MacDonald helms the foundation and frequently gives a talk titled “My Winged Victory” about her personal life experience, which lent her a unique perspective. She once lived a life of wealth and privilege, lunching in dresses that cost more than most people pay for rent. After her former husband lost millions in bad deals, she was left with next to nothing.
“I transitioned my kids from private to public school and from surf and turf to fish and chips except we couldn’t even afford fish and chips,” says MacDonald. “And then, right when I was about to start a six-figure job, a cancer diagnosis slid me right back down.”
“Imagine a health crisis and you don’t have money and you lose your job. Missing one paycheck is a problem.” #breastcancerClick to tweet
It took her several years to recover financially and repair her credit. She even briefly worried her family would end up homeless. “I didn’t used to understand how people could live on $50K a year,” she says. “Now I do.”
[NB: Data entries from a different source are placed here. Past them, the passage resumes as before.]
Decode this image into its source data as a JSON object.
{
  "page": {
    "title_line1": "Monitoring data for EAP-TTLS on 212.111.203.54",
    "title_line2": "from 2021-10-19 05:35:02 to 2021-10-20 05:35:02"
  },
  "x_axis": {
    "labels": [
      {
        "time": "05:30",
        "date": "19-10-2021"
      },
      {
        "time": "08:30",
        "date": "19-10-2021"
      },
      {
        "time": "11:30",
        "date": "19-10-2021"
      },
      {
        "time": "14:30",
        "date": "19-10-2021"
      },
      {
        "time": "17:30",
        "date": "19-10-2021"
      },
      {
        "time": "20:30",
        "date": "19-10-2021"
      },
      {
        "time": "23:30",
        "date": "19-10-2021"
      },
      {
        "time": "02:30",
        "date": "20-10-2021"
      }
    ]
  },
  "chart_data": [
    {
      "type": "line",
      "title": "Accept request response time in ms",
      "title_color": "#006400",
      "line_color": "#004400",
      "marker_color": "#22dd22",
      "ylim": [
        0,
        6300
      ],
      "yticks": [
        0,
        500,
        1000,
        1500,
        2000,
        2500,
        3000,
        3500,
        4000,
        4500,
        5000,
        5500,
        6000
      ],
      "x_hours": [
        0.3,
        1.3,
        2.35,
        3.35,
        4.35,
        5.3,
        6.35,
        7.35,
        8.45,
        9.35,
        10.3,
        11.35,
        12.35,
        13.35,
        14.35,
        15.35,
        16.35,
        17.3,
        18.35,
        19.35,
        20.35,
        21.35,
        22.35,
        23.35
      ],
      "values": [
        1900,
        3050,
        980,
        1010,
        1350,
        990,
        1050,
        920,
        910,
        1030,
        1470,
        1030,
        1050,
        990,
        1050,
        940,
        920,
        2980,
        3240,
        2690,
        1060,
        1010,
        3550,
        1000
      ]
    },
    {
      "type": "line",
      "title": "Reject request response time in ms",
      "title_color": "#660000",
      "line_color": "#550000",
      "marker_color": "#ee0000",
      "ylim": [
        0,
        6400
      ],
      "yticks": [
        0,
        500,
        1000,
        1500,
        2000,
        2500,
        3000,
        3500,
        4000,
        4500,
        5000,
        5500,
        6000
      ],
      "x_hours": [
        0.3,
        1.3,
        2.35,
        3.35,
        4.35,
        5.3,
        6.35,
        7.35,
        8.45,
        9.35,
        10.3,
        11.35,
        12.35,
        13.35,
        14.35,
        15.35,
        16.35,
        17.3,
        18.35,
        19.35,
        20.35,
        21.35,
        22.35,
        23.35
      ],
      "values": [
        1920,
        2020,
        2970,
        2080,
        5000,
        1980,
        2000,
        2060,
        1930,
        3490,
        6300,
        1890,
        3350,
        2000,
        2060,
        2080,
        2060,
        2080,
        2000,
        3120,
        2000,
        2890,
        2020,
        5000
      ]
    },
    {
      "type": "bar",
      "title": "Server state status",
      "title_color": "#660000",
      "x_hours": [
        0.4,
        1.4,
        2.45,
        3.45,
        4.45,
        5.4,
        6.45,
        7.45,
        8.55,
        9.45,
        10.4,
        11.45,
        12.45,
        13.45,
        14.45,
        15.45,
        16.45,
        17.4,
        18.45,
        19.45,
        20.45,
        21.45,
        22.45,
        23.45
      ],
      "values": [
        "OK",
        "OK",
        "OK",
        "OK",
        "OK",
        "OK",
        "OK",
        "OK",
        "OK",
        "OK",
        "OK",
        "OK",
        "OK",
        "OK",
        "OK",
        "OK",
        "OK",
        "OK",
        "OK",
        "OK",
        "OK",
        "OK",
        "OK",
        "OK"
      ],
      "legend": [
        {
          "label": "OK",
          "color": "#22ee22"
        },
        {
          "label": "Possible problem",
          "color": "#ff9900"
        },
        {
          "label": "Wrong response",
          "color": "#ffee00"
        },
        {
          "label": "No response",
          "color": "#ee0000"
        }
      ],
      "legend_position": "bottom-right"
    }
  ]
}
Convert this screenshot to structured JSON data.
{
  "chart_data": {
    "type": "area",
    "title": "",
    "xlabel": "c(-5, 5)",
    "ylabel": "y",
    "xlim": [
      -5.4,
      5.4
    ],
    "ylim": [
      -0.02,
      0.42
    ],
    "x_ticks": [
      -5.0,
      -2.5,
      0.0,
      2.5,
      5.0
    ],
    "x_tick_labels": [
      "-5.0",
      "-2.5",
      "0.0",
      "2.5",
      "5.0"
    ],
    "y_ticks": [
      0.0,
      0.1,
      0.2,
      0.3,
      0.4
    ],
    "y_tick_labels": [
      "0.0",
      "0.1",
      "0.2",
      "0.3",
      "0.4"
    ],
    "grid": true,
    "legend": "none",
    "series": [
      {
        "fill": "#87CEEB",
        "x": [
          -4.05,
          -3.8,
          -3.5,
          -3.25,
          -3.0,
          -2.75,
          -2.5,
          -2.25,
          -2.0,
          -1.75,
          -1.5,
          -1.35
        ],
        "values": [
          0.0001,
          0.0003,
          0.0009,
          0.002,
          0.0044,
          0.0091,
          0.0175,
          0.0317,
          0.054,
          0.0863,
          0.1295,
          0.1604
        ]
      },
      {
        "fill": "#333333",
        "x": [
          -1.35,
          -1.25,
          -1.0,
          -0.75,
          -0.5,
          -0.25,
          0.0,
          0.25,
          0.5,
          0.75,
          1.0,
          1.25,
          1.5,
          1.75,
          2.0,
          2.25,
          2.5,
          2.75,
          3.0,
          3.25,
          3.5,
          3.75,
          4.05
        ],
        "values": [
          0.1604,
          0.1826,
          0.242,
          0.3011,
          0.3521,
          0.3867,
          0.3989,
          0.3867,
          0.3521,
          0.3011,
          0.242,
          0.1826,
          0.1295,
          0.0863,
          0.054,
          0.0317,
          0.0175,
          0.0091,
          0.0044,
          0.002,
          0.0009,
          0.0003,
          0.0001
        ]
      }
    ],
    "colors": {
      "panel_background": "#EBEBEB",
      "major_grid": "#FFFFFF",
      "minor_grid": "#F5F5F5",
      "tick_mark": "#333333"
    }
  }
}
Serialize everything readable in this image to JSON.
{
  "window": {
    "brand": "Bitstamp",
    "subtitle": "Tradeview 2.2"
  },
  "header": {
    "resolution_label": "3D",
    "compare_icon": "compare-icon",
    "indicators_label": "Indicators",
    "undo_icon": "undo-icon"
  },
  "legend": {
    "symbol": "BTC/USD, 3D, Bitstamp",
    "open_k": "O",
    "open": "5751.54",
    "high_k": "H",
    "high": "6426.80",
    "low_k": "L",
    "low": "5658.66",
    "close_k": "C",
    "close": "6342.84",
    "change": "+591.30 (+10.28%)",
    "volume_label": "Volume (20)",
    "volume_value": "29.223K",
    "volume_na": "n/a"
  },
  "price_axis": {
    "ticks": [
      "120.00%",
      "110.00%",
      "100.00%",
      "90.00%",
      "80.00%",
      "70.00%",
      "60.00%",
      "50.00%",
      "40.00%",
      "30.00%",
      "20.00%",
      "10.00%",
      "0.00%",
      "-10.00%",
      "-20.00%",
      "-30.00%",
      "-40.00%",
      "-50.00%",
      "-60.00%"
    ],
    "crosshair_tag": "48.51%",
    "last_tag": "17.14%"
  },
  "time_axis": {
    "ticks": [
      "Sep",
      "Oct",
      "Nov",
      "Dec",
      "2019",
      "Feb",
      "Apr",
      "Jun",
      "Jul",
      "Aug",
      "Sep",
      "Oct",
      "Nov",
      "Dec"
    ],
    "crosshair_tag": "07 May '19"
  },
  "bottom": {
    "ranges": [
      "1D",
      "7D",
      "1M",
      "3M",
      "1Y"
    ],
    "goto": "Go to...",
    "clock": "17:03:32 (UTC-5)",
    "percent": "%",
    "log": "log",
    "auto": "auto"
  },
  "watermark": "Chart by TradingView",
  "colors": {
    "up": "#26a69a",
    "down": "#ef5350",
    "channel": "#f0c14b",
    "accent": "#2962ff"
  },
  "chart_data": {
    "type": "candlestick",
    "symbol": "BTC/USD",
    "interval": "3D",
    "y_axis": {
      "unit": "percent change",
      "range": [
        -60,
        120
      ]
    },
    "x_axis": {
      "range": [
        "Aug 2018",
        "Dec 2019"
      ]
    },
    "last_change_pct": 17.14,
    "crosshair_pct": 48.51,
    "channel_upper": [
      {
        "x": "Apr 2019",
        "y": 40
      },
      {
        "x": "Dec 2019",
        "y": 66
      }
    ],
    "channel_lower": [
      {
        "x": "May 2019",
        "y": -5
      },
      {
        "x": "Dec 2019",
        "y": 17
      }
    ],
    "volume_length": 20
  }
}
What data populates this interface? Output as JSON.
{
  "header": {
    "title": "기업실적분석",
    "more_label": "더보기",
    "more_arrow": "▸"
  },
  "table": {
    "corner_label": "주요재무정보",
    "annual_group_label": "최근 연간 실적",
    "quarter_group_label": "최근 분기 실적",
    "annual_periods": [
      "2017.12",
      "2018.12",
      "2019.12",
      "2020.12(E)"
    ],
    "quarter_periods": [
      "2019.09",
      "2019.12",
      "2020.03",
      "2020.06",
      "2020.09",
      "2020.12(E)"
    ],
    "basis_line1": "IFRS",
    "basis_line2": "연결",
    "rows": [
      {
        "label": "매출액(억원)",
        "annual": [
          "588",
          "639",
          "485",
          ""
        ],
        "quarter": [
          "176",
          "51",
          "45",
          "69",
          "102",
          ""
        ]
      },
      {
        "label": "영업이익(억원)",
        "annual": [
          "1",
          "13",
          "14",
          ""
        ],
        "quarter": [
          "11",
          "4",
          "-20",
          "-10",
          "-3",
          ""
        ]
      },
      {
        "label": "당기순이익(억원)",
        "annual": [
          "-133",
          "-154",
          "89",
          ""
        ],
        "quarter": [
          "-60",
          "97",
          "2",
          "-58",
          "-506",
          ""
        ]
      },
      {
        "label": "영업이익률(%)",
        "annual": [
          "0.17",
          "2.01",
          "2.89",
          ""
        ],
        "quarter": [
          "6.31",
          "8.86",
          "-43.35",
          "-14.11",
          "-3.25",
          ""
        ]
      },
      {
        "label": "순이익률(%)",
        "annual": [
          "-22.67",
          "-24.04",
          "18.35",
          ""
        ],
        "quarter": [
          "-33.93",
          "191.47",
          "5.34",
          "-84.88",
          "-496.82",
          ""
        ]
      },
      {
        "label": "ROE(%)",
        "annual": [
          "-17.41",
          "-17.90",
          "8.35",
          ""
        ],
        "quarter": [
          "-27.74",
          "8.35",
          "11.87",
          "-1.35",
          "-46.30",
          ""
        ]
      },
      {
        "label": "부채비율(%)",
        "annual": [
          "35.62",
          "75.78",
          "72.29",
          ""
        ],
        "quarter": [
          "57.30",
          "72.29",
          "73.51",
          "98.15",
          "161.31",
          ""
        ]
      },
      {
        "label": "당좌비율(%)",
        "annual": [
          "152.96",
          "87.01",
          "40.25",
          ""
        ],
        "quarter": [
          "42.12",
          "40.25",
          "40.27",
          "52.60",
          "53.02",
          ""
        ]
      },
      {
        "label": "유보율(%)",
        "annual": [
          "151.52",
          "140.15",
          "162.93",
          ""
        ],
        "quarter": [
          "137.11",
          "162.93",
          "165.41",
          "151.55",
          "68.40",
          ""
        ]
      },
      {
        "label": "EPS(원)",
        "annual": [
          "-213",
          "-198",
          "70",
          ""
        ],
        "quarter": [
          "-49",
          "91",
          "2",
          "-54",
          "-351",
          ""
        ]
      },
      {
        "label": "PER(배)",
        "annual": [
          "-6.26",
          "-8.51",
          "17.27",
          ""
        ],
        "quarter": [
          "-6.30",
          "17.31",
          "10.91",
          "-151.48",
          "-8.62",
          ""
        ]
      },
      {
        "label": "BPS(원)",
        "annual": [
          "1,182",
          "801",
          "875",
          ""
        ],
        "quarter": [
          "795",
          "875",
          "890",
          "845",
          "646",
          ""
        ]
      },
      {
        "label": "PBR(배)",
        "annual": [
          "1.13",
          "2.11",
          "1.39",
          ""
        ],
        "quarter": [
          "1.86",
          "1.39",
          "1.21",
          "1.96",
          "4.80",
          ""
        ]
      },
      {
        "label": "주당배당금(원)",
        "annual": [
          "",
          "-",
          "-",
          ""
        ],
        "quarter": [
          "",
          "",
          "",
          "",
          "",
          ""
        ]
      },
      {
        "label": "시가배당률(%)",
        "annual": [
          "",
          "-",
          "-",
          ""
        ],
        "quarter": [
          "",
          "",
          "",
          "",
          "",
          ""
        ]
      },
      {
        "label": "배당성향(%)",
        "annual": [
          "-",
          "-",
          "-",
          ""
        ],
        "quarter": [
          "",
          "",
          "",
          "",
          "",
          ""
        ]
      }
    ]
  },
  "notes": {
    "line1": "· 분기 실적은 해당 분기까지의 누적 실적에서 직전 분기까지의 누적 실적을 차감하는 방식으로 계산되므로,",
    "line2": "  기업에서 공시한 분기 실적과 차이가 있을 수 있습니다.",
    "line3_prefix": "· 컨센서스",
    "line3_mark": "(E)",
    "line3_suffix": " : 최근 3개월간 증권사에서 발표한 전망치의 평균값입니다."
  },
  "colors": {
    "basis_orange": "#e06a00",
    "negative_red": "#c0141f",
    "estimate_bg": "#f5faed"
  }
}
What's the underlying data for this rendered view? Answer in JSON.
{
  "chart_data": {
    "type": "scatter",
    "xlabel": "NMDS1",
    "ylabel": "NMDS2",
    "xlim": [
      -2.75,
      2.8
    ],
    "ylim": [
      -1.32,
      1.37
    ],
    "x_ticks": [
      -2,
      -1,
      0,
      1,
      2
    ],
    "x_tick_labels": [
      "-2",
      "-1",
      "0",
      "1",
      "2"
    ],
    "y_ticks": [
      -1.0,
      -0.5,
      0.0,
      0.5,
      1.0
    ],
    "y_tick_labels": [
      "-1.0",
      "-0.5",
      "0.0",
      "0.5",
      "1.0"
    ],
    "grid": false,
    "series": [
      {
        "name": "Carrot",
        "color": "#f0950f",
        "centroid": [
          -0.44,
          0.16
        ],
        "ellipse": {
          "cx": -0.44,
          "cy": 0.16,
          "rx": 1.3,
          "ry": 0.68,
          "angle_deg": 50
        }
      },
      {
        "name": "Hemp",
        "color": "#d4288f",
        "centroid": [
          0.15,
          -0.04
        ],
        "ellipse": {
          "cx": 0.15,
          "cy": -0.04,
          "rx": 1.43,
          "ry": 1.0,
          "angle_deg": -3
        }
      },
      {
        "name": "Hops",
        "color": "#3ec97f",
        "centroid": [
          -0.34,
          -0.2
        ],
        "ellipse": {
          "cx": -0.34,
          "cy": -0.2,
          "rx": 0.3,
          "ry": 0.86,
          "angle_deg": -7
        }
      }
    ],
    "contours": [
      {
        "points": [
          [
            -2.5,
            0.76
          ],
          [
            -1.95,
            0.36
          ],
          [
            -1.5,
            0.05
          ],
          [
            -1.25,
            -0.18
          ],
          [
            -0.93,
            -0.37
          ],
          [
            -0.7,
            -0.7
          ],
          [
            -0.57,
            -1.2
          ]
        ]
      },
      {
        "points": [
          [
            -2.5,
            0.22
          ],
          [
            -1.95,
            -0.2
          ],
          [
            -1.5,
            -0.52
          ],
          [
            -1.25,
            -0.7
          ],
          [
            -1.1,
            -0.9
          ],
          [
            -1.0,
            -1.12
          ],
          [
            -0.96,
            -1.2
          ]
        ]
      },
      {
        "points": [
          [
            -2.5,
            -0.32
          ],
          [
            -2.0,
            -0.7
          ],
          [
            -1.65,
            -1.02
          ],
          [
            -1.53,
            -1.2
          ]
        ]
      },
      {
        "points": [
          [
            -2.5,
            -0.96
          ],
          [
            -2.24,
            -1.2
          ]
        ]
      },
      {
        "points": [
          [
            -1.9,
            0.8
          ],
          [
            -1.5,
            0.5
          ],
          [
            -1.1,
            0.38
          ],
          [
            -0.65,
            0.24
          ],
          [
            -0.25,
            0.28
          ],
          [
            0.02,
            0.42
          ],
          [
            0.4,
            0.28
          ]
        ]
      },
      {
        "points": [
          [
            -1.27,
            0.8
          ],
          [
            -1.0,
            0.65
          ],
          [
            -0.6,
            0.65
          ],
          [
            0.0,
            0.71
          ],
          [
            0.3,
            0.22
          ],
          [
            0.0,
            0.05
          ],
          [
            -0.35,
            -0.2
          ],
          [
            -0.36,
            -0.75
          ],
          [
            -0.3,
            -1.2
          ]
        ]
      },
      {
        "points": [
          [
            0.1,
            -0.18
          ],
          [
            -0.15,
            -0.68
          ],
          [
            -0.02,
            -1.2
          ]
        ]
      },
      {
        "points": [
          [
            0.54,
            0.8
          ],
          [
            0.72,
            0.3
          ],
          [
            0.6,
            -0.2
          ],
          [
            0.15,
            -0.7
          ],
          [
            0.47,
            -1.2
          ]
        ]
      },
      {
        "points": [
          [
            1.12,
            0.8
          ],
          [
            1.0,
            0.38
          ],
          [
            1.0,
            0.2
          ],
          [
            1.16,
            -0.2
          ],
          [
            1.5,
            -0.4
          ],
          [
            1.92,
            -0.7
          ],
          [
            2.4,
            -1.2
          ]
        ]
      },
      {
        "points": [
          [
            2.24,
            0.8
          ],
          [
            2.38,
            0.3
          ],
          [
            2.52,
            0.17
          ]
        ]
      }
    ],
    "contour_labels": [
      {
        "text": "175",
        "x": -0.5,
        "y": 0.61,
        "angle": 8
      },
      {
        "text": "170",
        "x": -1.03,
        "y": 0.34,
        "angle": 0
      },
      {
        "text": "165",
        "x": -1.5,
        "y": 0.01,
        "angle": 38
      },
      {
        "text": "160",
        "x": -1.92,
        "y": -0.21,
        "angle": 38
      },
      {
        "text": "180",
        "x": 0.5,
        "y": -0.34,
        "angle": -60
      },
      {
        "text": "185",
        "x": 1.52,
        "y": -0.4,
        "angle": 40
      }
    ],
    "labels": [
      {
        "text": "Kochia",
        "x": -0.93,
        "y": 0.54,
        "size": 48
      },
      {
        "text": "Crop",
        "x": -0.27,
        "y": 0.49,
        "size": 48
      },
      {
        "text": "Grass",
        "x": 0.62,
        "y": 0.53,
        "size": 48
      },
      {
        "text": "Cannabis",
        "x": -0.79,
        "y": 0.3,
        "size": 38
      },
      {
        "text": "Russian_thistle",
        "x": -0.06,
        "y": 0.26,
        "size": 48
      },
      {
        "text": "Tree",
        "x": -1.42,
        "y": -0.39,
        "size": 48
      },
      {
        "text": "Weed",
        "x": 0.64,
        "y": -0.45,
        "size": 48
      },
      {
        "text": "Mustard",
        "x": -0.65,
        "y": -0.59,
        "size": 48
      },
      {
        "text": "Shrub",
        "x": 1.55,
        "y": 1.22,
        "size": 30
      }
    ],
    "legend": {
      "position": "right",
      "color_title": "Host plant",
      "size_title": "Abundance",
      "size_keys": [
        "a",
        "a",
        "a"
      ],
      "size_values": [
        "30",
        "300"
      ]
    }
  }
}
With The Pink Fund, she was able to tap her painful personal experience and the deep empathy it created in her, as well as her professional skills and high-level social connections, to create a unique nonprofit that fills a difficult financial gap for working women (and some men) with breast cancer.
The organization raises money in a variety of ways, from an annual Dancing With the Survivors gala — it’s not a competition, just a feel-good showcase that pairs breast cancer survivors with professionals from a local dance studio — to horse-barrel racing. Much of the nonprofit’s support comes from third-party events all over the country; this month alone, MacDonald estimates there have been at least 50. The Pink Fund has also paired up with Ford to create a program called Go Ride, which offers free transportation to breast cancer patients.
“I compare health crises like breast cancer to playing the game Jenga,” says MacDonald. “You think you’ve built this foundation. Even if you’re living paycheck to paycheck, you’re making it. Then you get a cancer diagnosis. The first piece removed really rocks you. Each test, each bit of news, another piece is pulled. Things start to wobble.”
MacDonald knows how debilitating the fear that it will all fall down can be.
“I think of The Pink Fund and other resources as putting scaffolding around you to try to hold you up when you can’t control the things that are being pulled from your life piece by piece.”